One of the best resources I found is from GLSEN (thanks to Lane for pointing this one out to me!); the Safe Space Kit outlines how educators can create a space in their schools for LGBTQ students and allies to feel safe in. GLSEN explains in their “Guide to Being an Ally to LGBT Students” that “research shows that LGBT students with many supportive educators feel safer at school, skip fewer classes, and earn higher grades than students without supportive educators” (p. 2). This just goes to show how important it is to make sure LGBTQ students have at least one teacher and one classroom where they feel safe, understood, and respected. The kit has a Guide to Being an Ally, which takes you through what an “ally” is (with a personal beliefs self-assessment), terms you need to know, how to support LGBTQ students (including how to support them when they come out to you), how to handle instances of discrimination and hate speech in the school, how to educate others regarding LGTBQ issues, and how to advocate for LGBTQ students within your school. You can use this kit to learn what you need to know to be an ally and create a safe space in your classroom, and the kit has printable Safe Space stickers you can use to let students know your classroom is a Safe Space for them.
GLSEN also has a research division – you can follow @GLSENResearch to keep up with them! Some of their research was assembled into this 2013 National School Climate Survey infographic. One of the most heartbreaking pieces of information for me was that 65% of students surveyed had heard homophobic remarks at school, 85% were verbally harassed in the past year, and 30% felt so unsafe at some point in the last month that they missed at least one day of school because of it. If our students are feeling so unsafe and unsupported that missing school becomes their best option, we are obviously not doing enough to help them. If you’re interested in doing your own School Climate Survey, GLSEN provides a free online survey tool.
If you want to make LGBTQ students feel included not just in the classroom, but in the curriculum as well, GLSEN provides LGBT-Inclusive Curriculum and Lesson Plans on Bullying, Bias, and Diversity. These would provide teachers with fantastic opportunities to make LBGTQ students feel like their experiences matter and to help establish lines of communication (hopefully leading to understanding and tolerance) between LGBTQ and non-LGBTQ students.

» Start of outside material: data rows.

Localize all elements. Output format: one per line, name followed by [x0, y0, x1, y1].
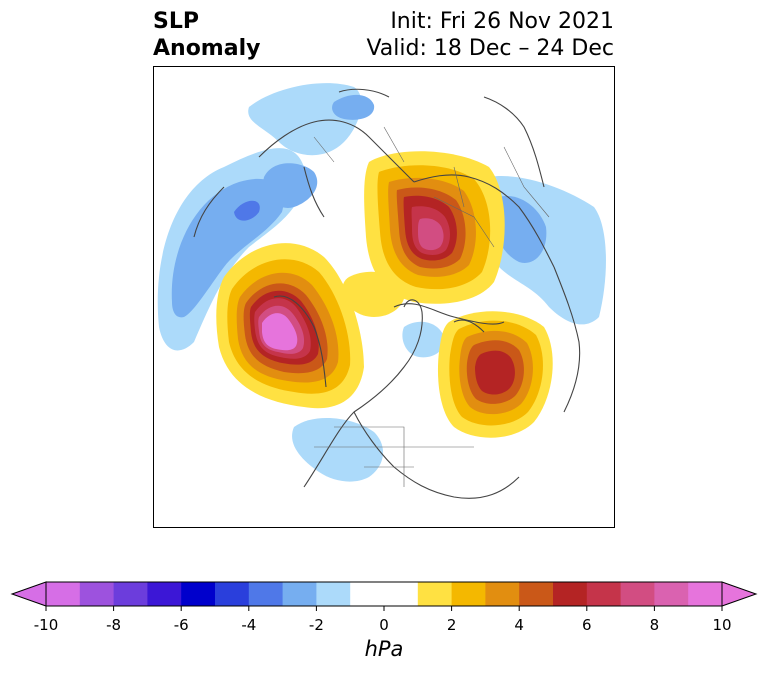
- colorbar-tick-label: 10: [712, 616, 731, 634]
- colorbar-tick-label: 4: [514, 616, 524, 634]
- colorbar-swatch: [688, 582, 723, 606]
- colorbar-swatch: [248, 582, 284, 606]
- colorbar-tick-label: 6: [582, 616, 592, 634]
- colorbar-swatch: [147, 582, 182, 606]
- colorbar-swatch: [282, 582, 317, 606]
- colorbar-swatch: [553, 582, 588, 606]
- colorbar-swatch: [519, 582, 554, 606]
- colorbar-swatch: [485, 582, 520, 606]
- colorbar-swatches: [46, 582, 723, 606]
- colorbar-tick-label: 2: [447, 616, 457, 634]
- colorbar-swatch: [316, 582, 351, 606]
- colorbar-swatch: [620, 582, 655, 606]
- negative-anomaly-arctic: [248, 83, 375, 208]
- colorbar-ticks: -10 -8 -6 -4 -2 0 2 4 6 8 10: [34, 606, 732, 634]
- borders: [313, 126, 550, 487]
- colorbar-swatch: [113, 582, 148, 606]
- colorbar-tick-label: 0: [379, 616, 389, 634]
- colorbar-tick-label: -6: [174, 616, 189, 634]
- colorbar-swatch: [181, 582, 216, 606]
- colorbar-swatch: [417, 582, 453, 606]
- variable-title: SLP Anomaly: [153, 8, 260, 62]
- colorbar-extend-max: [721, 581, 758, 607]
- positive-anomaly-siberia: [364, 151, 505, 304]
- coastlines: [193, 88, 581, 499]
- colorbar-swatch: [586, 582, 622, 606]
- colorbar-extend-min: [10, 581, 47, 607]
- date-title: Init: Fri 26 Nov 2021 Valid: 18 Dec – 24…: [366, 8, 614, 62]
- colorbar-tick-label: -4: [241, 616, 256, 634]
- colorbar-swatch: [451, 582, 486, 606]
- colorbar-swatch: [79, 582, 115, 606]
- colorbar-tick-label: -2: [309, 616, 324, 634]
- colorbar-swatch: [215, 582, 250, 606]
- positive-anomaly-bridge: [342, 271, 405, 317]
- init-date-label: Init: Fri 26 Nov 2021: [390, 9, 614, 34]
- colorbar-tick-label: -8: [106, 616, 121, 634]
- negative-anomaly-pacific: [157, 148, 305, 351]
- positive-anomaly-atlantic: [437, 311, 553, 438]
- valid-range-label: Valid: 18 Dec – 24 Dec: [366, 36, 614, 61]
- negative-anomaly-usa: [292, 321, 445, 482]
- colorbar-unit-label: hPa: [365, 637, 404, 661]
- colorbar: -10 -8 -6 -4 -2 0 2 4 6 8 10 hPa: [0, 575, 768, 673]
- colorbar-swatch: [654, 582, 689, 606]
- anomaly-field: [157, 83, 606, 482]
- title-anomaly-line: Anomaly: [153, 36, 261, 61]
- positive-anomaly-alaska: [216, 243, 364, 409]
- colorbar-tick-label: -10: [34, 616, 59, 634]
- colorbar-swatch: [350, 582, 385, 606]
- negative-anomaly-asia: [481, 176, 606, 325]
- colorbar-svg: -10 -8 -6 -4 -2 0 2 4 6 8 10 hPa: [10, 581, 758, 661]
- colorbar-tick-label: 8: [650, 616, 660, 634]
- map-svg: [157, 83, 606, 499]
- colorbar-swatch: [46, 582, 81, 606]
- title-variable-line: SLP: [153, 9, 199, 34]
- map-panel: [153, 66, 615, 528]
- colorbar-swatch: [384, 582, 419, 606]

Another resource (thanks again, Lane!) I’m going to explore further is the PFLAG website. Their mission is to support LGBTQ people, families, and allies in their own communities. PFLAG has 400 local chapters across the US and many corporate sponsors (i.e. Walmart, USA Network, McDonalds, etc.). They also have a national scholarship program and chapter scholarship programs for LGBTQ students and allies who are active in advocating for and within the LGBTQ community. PFLAG has an online academy where PFLAG members can receive learning sessions on LGBTQ issues.

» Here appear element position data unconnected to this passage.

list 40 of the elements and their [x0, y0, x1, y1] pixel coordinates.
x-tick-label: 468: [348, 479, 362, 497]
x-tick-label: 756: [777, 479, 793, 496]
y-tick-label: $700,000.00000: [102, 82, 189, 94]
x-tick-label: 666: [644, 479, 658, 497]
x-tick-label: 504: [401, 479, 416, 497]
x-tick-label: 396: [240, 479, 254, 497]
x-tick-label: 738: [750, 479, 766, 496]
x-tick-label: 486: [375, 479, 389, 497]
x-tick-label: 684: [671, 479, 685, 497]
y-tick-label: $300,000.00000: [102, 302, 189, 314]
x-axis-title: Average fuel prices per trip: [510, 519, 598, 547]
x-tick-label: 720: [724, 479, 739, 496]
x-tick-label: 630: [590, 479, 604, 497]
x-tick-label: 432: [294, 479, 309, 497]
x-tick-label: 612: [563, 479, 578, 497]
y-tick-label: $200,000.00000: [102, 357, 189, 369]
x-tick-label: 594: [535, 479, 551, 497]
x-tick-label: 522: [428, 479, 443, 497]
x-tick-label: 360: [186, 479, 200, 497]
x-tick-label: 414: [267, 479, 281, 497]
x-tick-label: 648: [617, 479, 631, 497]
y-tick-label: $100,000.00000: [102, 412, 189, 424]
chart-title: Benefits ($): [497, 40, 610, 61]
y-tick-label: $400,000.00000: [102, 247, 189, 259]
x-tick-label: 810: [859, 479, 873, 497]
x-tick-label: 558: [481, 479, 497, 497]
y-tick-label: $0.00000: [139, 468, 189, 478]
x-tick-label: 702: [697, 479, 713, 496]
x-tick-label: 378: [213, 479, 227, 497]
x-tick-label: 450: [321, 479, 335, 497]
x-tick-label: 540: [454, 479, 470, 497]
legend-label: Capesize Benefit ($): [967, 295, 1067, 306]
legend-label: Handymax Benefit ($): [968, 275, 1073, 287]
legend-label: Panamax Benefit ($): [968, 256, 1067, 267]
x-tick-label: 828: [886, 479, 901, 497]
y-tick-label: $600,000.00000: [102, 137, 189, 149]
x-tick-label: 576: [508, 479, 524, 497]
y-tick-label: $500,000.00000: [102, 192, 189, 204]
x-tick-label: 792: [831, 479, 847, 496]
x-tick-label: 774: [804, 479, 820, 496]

For ELA educators specifically, it is immensely important for students to find themselves represented in the literature on your shelves. I took to Google to find lists of LGBTQ literature. I found:
- This Buzzfeed list of 16 books that were influential to LGBTQ members of the Buzzfeed community.
- The Over the Rainbow list of 78 LGBT books for adult readers
- The Rainbow Book List of GLBTQ books for children and young adults
- This Goodreads list of LGBTQIA books
- This Goodreads list of LGBTQIA YA (young adult) books
- This Bookish list of 10 LGBTQ YA books
- This list on Sugarscape of 15 YA books that explore LGBT themes
- This Goodreads list of LGBTQ children’s literature (“And Tango Makes Three” is fantastic, by the way)
- This Brainpickings list of LGBT children’s books
This is by no means an exhaustive list, and new books exploring LBGTQ themes are being published more and more frequently. Google is your friend here – please continue looking for books to add to your classroom shelves!
I’m finding that there are a lot more resources out there than I initially imagined – you just have to look for them. I intend to investigate these resources more fully, and I will certainly complete the Safe Space Kit so that my classroom will be a safe space for all of my students. I hope all of you educators out there reading this will consider doing the same!!